Se, inoltre, la persona offesa dal reato è un collega di lavoro, anche la misura del divieto di avvicinamento ai luoghi frequentati dalla persona offesa (art. 282-ter c.p.p.) può impedire il regolare svolgimento dell’attività lavorativa, salvo che il giudice prescriva modalità particolari quando la frequentazione del luogo sia «necessaria per motivi di lavoro» (art. 282-ter, comma 4 c.p.p.).
La nozione di «misure restrittive della libertà personale» è idonea a ricomprendere, nella prospettiva della sospensione obbligatoria dal lavoro, anche le misure precautelari dell’arresto (art. 380 c.p.p. ss.) e del fermo di indiziato di delitto (art. 384 c.p.p.) ed anche l’applicazione provvisoria delle misure di sicurezza (artt. 312-313 c.p.p.). Una volta cessata la misura restrittiva della libertà, la sospensione cautelare potrà perdurare, ma solo se risulti necessario evitare ulteriori prevedibili nocumenti all’organizzazione imprenditoriale o garantire la fase istruttoria del procedimento disciplinare.
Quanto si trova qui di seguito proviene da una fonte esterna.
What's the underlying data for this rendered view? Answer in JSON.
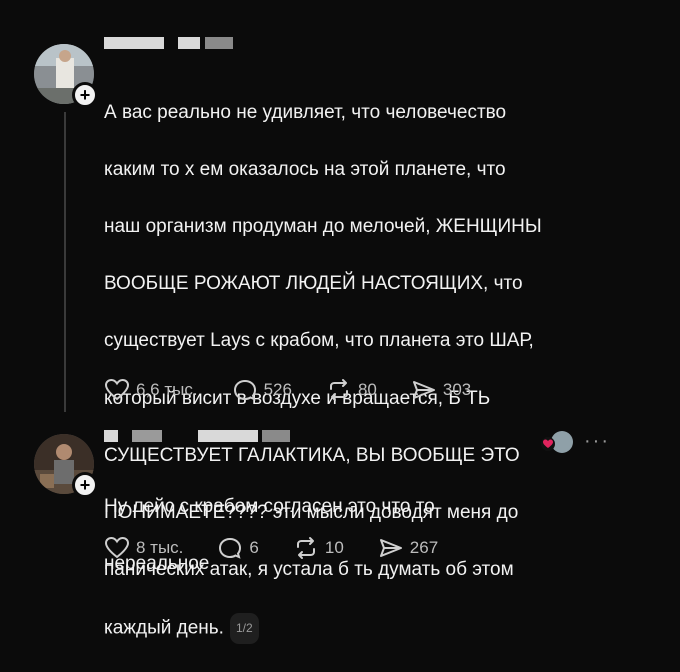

Anche in questo caso, tuttavia, le fonti contrattuali prevedono che la sospensione cautelare obbligatoria non incida sul potere del datore di lavoro di recedere dal contratto per giusta causa o per giustificato motivo soggettivo, così assicurando l’esercizio del potere disciplinare ogniqualvolta il reato contestato nel provvedimento cautelare assuma valenza anche disciplinare.
Diversamente, qualora mancasse una previsione a salvaguardia del potere disciplinare del datore di lavoro, si potrebbe ritenere che la sospensione debba comunque perdurare per il tempo della custodia o fino alla pronuncia della sentenza penale di primo grado.
A tale ultimo riguardo, tuttavia, la giurisprudenza ha rilevato che dalle regole contrattuali non discende l’obbligo di sospendere cautelativamente il lavoratore fino all’esito del processo penale, ben potendo il datore di lavoro esercitare il proprio potere di recesso in maniera del tutto autonoma rispetto alla pendenza e agli esiti del processo penale; il datore di lavoro, inoltre, potrebbe anche decidere di non sospendere il lavoratore sottoposto a una misura cautelare penale, nonostante il contratto collettivo lo preveda espressamente.
Tale decisione, in ogni caso, non comporterebbe la abdicazione dall’esercizio del potere disciplinare, in quanto la sospensione consiste in un provvedimento di carattere provvisorio e temporaneo che non viene ad incidere sul giudizio definitivo del datore di lavoro in merito alla sanzione disciplinare.
Questa, in estrema sintesi, la panoramica delle possibili situazioni che potrebbero venire a crearsi ove il lavoratore sia sottoposto al procedimento penale ed ai provvedimenti restrittivi della libertà personale ad esso spesso connessi; ma cosa avviene quando il processo si conclude?
Cosa succede se, alla fine il lavoratore viene prosciolto?
Come accennato queste questioni saranno affrontate in un prossimo articolo.